- Russia has been accused of using
vacuum and cluster bombs against Ukraine, which are condemned. - Some reports call the
Vacuum bomb the “Father of all bombs”. - The use of any chemical and biological weapons in war by any nation is a war crime. The country will be prosecuted in the International Court of Law.
According to a report by news agency Reuters, Amnesty International and Human Rights Watch both said that Russian forces appeared to have used widely banned cluster munitions, with Amnesty accusing them of attacking a preschool in northeastern Ukraine where innocent civilians were taking shelter.
Oksana Markarova, Ukraine Ambassador to the United States, said after meeting with the members of the US congress, “they used the vacuum bomb today. The devastation that Russia is trying to inflict on Ukraine is large.”
Also known as ‘Thermobaric’, is a weapon that sucks in oxygen from the surroundings and then generates high-temperature explosions. This weapon can produce an explosion of a longer duration than any other traditional explosive. Also, it has the deadly capability to vapourise human bodies.

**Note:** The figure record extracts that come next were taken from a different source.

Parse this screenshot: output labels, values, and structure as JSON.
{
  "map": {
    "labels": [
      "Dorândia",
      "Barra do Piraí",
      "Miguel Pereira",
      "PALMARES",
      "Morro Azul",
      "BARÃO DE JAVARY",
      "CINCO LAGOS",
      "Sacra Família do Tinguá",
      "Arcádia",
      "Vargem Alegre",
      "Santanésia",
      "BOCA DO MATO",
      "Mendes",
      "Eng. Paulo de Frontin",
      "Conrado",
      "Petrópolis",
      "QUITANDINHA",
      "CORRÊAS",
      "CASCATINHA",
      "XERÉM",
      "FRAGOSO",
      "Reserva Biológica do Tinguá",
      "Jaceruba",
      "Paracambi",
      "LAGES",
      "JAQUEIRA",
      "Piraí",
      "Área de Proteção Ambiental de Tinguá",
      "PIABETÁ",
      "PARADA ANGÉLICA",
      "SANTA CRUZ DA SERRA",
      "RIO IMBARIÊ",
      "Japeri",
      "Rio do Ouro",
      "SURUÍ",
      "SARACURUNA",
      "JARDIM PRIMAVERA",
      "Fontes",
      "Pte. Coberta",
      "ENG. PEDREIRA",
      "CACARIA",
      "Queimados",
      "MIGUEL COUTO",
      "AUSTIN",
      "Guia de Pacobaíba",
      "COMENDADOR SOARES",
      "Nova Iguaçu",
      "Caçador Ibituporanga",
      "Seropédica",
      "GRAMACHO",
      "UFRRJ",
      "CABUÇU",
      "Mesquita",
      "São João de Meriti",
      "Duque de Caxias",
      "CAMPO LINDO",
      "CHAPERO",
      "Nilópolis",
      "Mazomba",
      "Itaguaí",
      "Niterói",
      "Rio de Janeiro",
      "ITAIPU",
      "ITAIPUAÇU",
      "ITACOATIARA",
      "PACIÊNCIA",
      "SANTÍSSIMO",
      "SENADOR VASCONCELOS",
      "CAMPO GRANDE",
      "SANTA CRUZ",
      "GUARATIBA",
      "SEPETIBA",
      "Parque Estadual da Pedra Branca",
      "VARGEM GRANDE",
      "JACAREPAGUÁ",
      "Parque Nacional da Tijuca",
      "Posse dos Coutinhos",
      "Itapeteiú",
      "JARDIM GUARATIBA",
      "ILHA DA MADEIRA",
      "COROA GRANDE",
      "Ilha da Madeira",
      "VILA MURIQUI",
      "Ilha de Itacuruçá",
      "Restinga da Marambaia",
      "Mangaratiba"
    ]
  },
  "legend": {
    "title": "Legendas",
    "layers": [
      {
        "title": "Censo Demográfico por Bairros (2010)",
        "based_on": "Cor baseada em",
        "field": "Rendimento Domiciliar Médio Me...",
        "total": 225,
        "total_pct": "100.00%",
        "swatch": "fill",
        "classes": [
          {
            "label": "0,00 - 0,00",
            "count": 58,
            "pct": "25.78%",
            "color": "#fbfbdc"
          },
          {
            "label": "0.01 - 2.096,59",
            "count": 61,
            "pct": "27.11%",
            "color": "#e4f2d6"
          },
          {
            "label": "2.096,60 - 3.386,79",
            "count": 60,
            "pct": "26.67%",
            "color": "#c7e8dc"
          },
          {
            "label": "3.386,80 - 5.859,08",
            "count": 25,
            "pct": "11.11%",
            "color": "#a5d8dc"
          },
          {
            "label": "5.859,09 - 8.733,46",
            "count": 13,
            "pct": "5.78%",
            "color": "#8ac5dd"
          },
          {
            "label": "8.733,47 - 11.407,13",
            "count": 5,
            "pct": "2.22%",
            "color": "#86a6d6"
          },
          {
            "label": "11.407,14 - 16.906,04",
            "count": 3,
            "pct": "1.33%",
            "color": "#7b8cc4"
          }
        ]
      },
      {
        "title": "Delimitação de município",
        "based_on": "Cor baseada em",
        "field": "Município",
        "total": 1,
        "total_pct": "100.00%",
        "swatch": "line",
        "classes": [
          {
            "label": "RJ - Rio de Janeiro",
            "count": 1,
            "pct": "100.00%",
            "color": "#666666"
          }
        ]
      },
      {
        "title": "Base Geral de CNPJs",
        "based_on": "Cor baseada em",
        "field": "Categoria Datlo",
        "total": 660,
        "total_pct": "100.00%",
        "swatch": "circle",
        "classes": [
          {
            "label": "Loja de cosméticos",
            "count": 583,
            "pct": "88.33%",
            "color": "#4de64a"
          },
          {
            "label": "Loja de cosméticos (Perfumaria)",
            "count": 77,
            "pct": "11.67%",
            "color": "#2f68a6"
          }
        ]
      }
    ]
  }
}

It is a two-stage munition — the first charge distributes aerosols which are made up of tiny material of carbon-based fuel, and the second charge ignites creating a shock wave by sucking oxygen and making a vacuum around its target.
According to several media reports, this weapon is called ‘Father of all bombs’ because these bombs are capable of exploding with the power of 44 tonnes of trinitrotoluene (TNT). So basically, if it emits 44 tonnes of TNT of energy, an area of 300 metres and everything inside it can be burnt to ashes.
Reports suggest that Russia had developed this bomb weapon in 2007, which was four years after the United States created a similar weapon — known as ‘Mother of all bombs’.
The use of such bombs is prohibited or banned in any military conflict. However, if a country uses any kind of chemical and biological weapons in a war, that country will be held responsible for war crimes and will be prosecuted in the International Court of Law, according to the Geneva Convention — which is a combination of four treaties, and three additional protocols, established in in 1928 after the first world war to bring international legal standards for humanitarian treatment in war.